I feel this woman was lost, as in feeling like she didn't know what to do w/ her life.

This kind of person is also the type to join cults or commit suicide. Which she clearly did.

I noticed the BBC doesn't tell the whole truth about this woman and what her mother thought of her becoming muslim.

nouille said...


I noticed that in Nederlands the word for suicide bomber is Kamikaze, why is this?

Snouck said...

Ah, never thought of the "kamikaze" thing. I guess it is because of the Second World War and the war between the Dutch and the loyalists against the Japanese in the Dutch East Indies. Some of the words of that era appearently remained in the language. One says kamikaze in American English as well, right?

Esther said...

I haven't seen kamikaze used in general when talking about suicide bombers, only in this case. Usually I've seen pleger (perpetrator), dader (culprit) or simmply terrorist. It might be hard for the local news to call things by their name.

Kamikaze has a very heroic air to it. The Japanses pilots who crashed their plans (in battle!) against the enemy, causing damage to the big and mighty.

nouille said...

I was thinking the same thing esther. I think of it as being specificly Japoneese.

Snouck said...

Well, they do attack strong American Army convoys, so there is something heroic about the attacks. I also found that e.g. Thomas Friedman of The NYT used the word "kamikaze" to describe the shi'ite truck bomber that destroyed the American USMC head quarters in Beirut in 1983. I guess the word would be inappropriate if used for the Israeli Egged bus or Pizza Parlour bombers or the London and Madrid public transport bombers.

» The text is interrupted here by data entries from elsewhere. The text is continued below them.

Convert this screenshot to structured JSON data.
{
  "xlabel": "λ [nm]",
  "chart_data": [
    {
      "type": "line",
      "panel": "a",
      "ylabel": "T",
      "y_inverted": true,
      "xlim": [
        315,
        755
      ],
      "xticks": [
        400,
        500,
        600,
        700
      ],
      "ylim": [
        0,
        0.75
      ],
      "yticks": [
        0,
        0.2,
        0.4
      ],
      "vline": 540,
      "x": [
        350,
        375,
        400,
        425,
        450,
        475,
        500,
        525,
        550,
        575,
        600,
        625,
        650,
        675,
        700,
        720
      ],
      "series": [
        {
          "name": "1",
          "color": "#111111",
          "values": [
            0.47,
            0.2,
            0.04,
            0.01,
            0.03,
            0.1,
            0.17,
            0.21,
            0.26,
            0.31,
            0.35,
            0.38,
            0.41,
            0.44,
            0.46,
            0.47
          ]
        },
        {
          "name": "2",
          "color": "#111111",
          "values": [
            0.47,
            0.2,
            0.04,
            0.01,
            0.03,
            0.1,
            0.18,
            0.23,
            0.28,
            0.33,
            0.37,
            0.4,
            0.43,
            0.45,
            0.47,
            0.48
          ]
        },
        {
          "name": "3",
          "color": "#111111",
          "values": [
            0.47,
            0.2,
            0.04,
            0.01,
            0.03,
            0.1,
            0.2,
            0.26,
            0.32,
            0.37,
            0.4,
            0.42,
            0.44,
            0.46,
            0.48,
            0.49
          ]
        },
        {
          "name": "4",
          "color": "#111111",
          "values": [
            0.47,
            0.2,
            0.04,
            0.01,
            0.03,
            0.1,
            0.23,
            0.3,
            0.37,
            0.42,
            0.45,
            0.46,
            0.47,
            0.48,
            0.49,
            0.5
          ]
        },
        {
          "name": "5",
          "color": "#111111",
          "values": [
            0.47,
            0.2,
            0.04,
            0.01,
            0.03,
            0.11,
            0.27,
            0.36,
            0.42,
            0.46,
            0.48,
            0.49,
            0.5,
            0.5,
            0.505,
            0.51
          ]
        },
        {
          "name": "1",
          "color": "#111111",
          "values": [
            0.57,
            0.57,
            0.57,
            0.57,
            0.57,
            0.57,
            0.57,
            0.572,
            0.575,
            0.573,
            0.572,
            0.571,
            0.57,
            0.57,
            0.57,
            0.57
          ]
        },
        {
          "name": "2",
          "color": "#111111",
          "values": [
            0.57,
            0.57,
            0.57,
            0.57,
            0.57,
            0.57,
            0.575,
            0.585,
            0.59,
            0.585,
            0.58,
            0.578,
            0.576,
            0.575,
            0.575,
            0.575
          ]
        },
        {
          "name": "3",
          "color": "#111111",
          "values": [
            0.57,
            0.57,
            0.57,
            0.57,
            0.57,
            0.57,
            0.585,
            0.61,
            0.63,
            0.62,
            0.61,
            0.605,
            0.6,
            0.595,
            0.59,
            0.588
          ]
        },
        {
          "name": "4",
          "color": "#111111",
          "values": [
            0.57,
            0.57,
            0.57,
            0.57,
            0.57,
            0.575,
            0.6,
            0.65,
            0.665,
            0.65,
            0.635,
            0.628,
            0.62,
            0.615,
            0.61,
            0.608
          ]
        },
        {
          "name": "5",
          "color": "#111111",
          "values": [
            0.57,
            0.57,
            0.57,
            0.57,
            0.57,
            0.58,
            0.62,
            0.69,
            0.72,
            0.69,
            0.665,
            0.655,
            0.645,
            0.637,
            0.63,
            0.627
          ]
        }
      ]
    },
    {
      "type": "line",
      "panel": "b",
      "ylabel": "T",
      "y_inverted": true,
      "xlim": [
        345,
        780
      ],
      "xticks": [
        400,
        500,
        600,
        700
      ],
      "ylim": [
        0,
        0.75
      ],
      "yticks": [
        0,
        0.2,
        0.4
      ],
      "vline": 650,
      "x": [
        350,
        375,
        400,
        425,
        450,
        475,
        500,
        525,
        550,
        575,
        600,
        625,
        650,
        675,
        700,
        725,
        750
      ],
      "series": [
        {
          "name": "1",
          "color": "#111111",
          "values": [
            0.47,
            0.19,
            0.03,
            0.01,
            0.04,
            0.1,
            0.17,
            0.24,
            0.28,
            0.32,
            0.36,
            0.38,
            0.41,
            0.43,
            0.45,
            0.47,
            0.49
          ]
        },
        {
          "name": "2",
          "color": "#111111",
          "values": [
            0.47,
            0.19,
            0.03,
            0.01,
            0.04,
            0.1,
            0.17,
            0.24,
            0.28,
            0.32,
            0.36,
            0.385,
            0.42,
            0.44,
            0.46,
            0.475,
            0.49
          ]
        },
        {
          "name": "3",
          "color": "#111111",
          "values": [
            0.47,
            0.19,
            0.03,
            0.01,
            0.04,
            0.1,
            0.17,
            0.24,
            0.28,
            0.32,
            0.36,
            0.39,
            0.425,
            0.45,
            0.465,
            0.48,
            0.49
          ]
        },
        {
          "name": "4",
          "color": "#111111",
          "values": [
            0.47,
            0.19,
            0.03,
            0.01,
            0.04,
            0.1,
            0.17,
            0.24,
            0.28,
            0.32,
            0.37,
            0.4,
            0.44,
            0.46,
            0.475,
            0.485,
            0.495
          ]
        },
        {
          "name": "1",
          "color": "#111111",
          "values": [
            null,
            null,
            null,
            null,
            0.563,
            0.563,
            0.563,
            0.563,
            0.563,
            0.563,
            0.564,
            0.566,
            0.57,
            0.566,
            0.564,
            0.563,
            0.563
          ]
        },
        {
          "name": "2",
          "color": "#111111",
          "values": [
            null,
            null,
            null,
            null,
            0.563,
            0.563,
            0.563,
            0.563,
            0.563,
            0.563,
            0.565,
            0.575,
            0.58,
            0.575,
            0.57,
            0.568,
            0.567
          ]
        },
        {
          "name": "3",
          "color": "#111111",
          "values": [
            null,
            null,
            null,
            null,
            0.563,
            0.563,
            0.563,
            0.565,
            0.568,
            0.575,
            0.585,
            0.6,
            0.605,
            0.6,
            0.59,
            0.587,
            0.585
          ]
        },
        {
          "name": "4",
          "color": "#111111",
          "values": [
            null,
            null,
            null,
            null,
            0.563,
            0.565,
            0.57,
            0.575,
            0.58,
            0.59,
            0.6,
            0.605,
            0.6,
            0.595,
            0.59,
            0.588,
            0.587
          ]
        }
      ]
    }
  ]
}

So I agree that "kamikaze" has a ring of accomplishment and heroism to it, but not that it has to be specifically "Japonaise". I have to think a little bit more about this, though. Thanks for bringing this up, ladies.

Esther said...

I'm having trouble posting.. so I don't know if this came in already..

Snouck, have you seen 'kamikaze' used for any other European terrorist in Iraq? I think they're just afraid to use the T word.

..and maybe there's also a tacit understanding of the Muslims who go to Iraq to fight against the invaders.